A sad week for Ventura preservationists

The sudden and shocking losses of both Suzanne Lawrence and the Foster House this week were especially painful for the historic preservation community.  Lawrence, a longtime historian and living history actor was very involved in the arts in Ventura County and many friends and colleagues are mourning her departure, among them, her daughter Gwendolyn Alley and preservation consultant/San Buenaventura Conservancy co-founder Cynthia Thompson. According to the Star, Lawrence passed away from a heart attack.  Her contribution to preserving Ventura County’s rich history and cultural legacy was well-known and her absence will be felt. She was in the process of cultivating an oral history library at the county museum. A memorial for Lawrence will be held at the Museum of Ventura County on Sunday, Aug. 8, at 2 p.m.

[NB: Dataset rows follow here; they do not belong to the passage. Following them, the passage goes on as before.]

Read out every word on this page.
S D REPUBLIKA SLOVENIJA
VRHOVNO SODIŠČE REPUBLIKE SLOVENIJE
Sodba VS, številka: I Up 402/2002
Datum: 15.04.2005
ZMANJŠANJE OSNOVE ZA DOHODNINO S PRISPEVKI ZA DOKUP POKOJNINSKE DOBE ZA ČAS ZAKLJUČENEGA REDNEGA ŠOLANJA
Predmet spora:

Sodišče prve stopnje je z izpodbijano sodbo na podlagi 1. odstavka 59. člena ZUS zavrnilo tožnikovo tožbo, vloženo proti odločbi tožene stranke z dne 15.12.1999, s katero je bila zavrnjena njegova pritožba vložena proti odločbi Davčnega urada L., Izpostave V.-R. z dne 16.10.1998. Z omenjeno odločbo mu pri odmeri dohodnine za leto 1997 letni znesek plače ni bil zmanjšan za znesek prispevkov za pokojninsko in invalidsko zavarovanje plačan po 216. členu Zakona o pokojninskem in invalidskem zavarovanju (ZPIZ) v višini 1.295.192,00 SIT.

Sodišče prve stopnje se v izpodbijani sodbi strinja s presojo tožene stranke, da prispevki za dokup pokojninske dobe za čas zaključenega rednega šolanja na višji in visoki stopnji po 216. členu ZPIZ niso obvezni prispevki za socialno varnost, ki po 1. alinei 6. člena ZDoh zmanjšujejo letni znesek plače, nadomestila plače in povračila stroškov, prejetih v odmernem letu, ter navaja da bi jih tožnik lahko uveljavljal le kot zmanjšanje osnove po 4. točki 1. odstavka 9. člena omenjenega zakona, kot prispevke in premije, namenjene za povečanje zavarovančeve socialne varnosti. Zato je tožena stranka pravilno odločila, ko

While unfortunately there was nothing we could have done to prevent Lawrence’s passing, the complete destruction of the Foster House due to fire, was entirely avoidable. Despite valiant and tireless efforts by preservationists over the years, both the city and the school district (which owns the property where the Foster House stood) failed to take any steps toward restoring the home of pioneer E.P. Foster, despite the potential value to the community.

Perhaps an eyesore to the casual onlooker, the boarded-up and fenced-in 130 year-old house was a gathering place for many of early Ventura’s most notable citizens and a treasure to be cherished.  I toured the exterior and a tiny bit of the interior many times, but never had the opportunity to really explore it as i would have liked to. There was no shortage of ideas for restoration and resuse of the home for educational and tourism purposes, yet for whatever reason, no one with authority was ever able to make anything happen–and now it’s gone forever.

Of course the city never seems to have money to put into such a project,  but shame on the school district for allowing a structure of great historical importance to fall into obscurity, disrepair and the hands of vandals, eventually leading to its destruction. I don’t know when this city will truly grasp the significance of our historical structures, but if we don’t take seriously our roots as a city and the economic/educational potential of preserving our treasures, they will all go the way of the Foster House, the Ban-Dar, the Mayfair Theatre etc. etc. …

R.I.P Suzanne Lawrence–someone who understood–and goodbye Foster House: may your ghosts find their way.